Unlike in other philologies and area studies, computational approaches to American drama have been somewhat limited, with few exceptions like the early study by Argamon et al. (2009) or the (currently inactive) NASSA project by Mischke et al. (2020). While there are several commercial databases covering American drama, none of them is open-access, provides state-of-the-art text encoding, or includes advanced tools for computational analysis. To fill this gap and provide a significant resource to scholars of American Drama, we present here an early version of the American Drama Corpus ( AmDraCor), the newest addition to the Drama Corpora ( DraCor) collections (Fischer et al. 2019).
Started in 2017, the DraCor project has become the reference infrastructure for computational investigation of theatre plays, both for its large holdings (more than 3000 plays in more than a dozen languages) and its resources for textual analysis. All items in DraCor are encoded in XML-TEI and their metadata are enriched with Linked Open Data, allowing the API to extract and compute a range of textual metrics, spanning from network values to speech distribution. 1 In this contribution, we briefly describe the corpus building process for AmDraCor and offer a brief showcase of its potential for digital American Studies, conducting some initial exploratory data analysis on the plays’ network values.
AmDraCor presently includes a growing number of out-of-copyright American dramatic texts from the early eighteenth to the early twentieth century. Following a low-resource pragmatic approach, all texts have been retrieved from freely available online sources such as Wikisource, Oxford Internet Archive, Project Gutenberg, and Internet Archive. The files, mostly in HTML and TXT, have been converted to the standard DraCor TEI-XML format through the pipeline previously described in Börner et al. (2023).

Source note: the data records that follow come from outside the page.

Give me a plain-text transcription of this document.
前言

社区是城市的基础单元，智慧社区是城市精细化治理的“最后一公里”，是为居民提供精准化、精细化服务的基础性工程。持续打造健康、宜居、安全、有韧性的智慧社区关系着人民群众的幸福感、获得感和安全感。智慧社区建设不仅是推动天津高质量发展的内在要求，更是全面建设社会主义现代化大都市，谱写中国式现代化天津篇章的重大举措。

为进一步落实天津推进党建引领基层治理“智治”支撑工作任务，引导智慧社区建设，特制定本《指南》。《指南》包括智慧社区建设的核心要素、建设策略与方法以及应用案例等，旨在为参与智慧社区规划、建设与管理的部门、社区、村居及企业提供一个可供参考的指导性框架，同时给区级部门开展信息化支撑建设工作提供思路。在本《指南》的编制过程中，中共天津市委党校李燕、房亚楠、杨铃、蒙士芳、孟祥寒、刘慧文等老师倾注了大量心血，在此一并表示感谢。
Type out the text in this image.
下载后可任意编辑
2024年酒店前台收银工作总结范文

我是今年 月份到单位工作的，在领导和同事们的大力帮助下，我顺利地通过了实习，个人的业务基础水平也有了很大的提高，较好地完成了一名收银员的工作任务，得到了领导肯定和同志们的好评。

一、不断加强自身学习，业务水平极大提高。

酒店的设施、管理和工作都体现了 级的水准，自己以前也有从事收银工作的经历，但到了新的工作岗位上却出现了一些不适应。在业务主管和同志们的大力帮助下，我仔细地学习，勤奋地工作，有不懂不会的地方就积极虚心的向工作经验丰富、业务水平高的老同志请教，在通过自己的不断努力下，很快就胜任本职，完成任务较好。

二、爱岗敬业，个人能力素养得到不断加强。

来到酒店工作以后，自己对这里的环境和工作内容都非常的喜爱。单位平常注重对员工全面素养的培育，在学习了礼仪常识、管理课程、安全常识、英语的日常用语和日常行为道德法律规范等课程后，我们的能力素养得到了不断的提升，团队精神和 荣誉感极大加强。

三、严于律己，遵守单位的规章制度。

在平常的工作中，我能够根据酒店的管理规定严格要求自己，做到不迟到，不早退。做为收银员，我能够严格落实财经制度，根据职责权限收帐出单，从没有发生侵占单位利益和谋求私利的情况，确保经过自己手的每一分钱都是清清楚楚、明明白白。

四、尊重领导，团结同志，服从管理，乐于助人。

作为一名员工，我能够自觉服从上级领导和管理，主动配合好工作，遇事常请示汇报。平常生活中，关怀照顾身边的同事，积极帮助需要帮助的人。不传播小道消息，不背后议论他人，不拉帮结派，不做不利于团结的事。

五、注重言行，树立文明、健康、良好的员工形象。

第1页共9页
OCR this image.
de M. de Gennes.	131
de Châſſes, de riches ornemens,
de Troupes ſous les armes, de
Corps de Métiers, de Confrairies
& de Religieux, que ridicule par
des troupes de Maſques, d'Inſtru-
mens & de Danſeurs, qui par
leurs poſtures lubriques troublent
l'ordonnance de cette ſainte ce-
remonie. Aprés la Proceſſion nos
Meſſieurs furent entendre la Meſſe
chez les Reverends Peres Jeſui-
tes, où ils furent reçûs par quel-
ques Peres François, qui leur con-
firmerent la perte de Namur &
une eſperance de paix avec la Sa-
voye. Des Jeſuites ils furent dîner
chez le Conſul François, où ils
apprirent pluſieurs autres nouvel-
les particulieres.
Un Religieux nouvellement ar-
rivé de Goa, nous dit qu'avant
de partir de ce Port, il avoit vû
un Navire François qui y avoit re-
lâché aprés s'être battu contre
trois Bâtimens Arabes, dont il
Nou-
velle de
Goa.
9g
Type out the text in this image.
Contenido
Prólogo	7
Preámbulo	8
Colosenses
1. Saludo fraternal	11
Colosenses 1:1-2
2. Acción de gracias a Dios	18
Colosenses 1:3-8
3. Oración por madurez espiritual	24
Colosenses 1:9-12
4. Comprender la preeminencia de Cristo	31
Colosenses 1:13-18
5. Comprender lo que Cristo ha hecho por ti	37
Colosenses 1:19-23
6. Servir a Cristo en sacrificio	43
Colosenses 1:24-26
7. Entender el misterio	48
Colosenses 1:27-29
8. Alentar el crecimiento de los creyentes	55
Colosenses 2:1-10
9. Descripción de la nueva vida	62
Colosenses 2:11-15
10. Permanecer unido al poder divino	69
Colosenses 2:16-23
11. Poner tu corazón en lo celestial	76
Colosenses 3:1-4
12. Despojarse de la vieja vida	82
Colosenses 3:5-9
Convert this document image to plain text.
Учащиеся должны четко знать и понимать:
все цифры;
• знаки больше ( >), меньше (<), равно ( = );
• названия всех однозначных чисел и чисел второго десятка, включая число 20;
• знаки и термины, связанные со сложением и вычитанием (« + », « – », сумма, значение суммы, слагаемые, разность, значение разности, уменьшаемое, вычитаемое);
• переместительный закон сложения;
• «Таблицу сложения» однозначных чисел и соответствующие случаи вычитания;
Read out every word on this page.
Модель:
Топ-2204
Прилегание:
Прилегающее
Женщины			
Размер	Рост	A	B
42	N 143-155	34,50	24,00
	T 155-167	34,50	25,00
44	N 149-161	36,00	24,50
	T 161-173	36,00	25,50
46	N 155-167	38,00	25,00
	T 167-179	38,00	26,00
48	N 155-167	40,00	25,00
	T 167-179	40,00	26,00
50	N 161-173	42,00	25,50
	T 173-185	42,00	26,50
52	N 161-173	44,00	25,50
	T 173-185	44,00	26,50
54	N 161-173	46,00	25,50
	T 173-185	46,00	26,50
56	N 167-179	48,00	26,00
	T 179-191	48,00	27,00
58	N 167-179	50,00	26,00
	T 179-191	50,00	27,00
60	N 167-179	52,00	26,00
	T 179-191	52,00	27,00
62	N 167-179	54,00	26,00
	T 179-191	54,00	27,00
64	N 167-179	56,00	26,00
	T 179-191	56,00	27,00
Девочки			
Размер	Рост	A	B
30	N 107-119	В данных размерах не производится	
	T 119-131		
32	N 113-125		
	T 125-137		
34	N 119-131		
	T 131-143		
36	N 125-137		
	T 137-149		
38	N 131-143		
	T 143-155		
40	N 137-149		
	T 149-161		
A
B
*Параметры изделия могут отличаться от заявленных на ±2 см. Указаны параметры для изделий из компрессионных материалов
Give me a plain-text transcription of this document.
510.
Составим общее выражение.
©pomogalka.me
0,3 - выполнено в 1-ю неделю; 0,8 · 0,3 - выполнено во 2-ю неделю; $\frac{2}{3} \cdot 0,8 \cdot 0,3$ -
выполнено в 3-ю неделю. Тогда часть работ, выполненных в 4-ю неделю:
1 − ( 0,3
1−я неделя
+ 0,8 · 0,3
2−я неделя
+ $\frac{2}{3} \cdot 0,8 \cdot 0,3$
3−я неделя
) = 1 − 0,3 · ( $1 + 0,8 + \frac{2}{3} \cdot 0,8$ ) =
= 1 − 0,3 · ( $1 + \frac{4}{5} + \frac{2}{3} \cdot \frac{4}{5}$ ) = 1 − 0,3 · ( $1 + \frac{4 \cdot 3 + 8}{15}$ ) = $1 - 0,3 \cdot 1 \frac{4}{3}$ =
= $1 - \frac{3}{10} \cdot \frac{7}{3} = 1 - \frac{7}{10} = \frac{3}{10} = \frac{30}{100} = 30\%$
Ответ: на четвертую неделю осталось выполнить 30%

On the occasion of DH2024, we will release a sample corpus of about 40 plays: 2 while most files will need further work to reach DraCor markup standards, especially in terms of metadata, they are already compatible with the platform and can be analysed through its tools. Furthermore, offering an early preview of the corpus is meant as an invitation to external scholars to contribute, according to the distributed and participative approach outlined in Giovannini et al. (2023).
One key feature of the DraCor platform is the possibility to use its API (directly or through wrappers) 3 to extract structured data from the XMLs and compute textual statistics. A common procedure, for example, involves grouping texts based on metadata properties (such as period, author, or genre) and then performing comparative analyses of their network values according to the principles of literary networks analysis [10] and distant reading [8].
In this showcase experiment, run on a larger collection of texts, 4 we measured network density distribution across the best-represented genres within the corpus (tragedy, comedy, farce, historical drama). As in previous studies (Trilcke et al. 2015, Szemes and Vida 2024), we found that comic genres display a significantly higher density than tragic or historical plays (Figure 1), often because of all the characters coming together in the final scene. 5 Density also shows a moderate inverse correlation (-0.49) with network size; this is consistent with results from previous measurements on other corpora, since comic plays generally have tighter plots with fewer highly interconnected characters (i.e., high density and small network size). Since the size difference between comedies and tragedies is marginal, 6 variance in density cannot thus be explained without accounting for the specific features of comedy.
Figure 1 . Density (left) and size (right) distribution across four genres in AmDraCor .
The only genre with a notably bigger network size (median = 21) is a history play. As in some other corpora of dramatic texts, such plays often have complex polycentric networks with multiple clusters, reflecting the presentation of events spread in time and space (military campaigns, castle sieges, secret missions etc.) and depicting opposing groups of people engaged in large historical conflicts. One such example would be Jeanne d’Arc by Percy MacKaye (1907), where each act takes place at a different stage of the Hundred Years' War (Figure 2).
Figure 2. Character network for MacKaye’s Jeanne d’Arc . Data from the DraCor API, elaborated in Gephi.
While the example of exploratory data analysis we just presented is quite basic, it represents a glimpse into the potential of AmDraCor once the thorough metadata refinement and markup post-correction will be completed. In future developments, we aim at further exploiting the availability of diverse corpora in DraCor to conduct transnational analyses, as showcased in Trilcke et al. (2024). Accordingly, a possible line of inquiry could involve comparing American drama to other contemporary literary milieus, such as the French or the German dramatic texts. Even more poignantly, the ingestion into DraCor of a coeval corpus of British drama 7 into DraCor would also allow measuring whether and when US drama developed some degree of formal autonomy from its European source.
A more detailed presentation of the platform can be read in Börner and Trilcke (2023).
The corpus will be accessible at https://dracor.org/am .
See https://pypi.org/project/pydracor (Python) and https://cran.r-project.org/web/packages/rdracor/index.html (R).
This experiment has been run both on AmDraCor and on a larger collection of American plays we cannot publicly release yet because of unclear copyright status.
Median density values: comedies (0.83), farces (0.87), history plays (0.56), tragedies (0.5).
Median values: comedy (14), tragedy (16).
E.g. by onboarding the Victorian Plays Project , which is currently being relaunched with its texts up to DraCor standards (cf. Burnard 2023).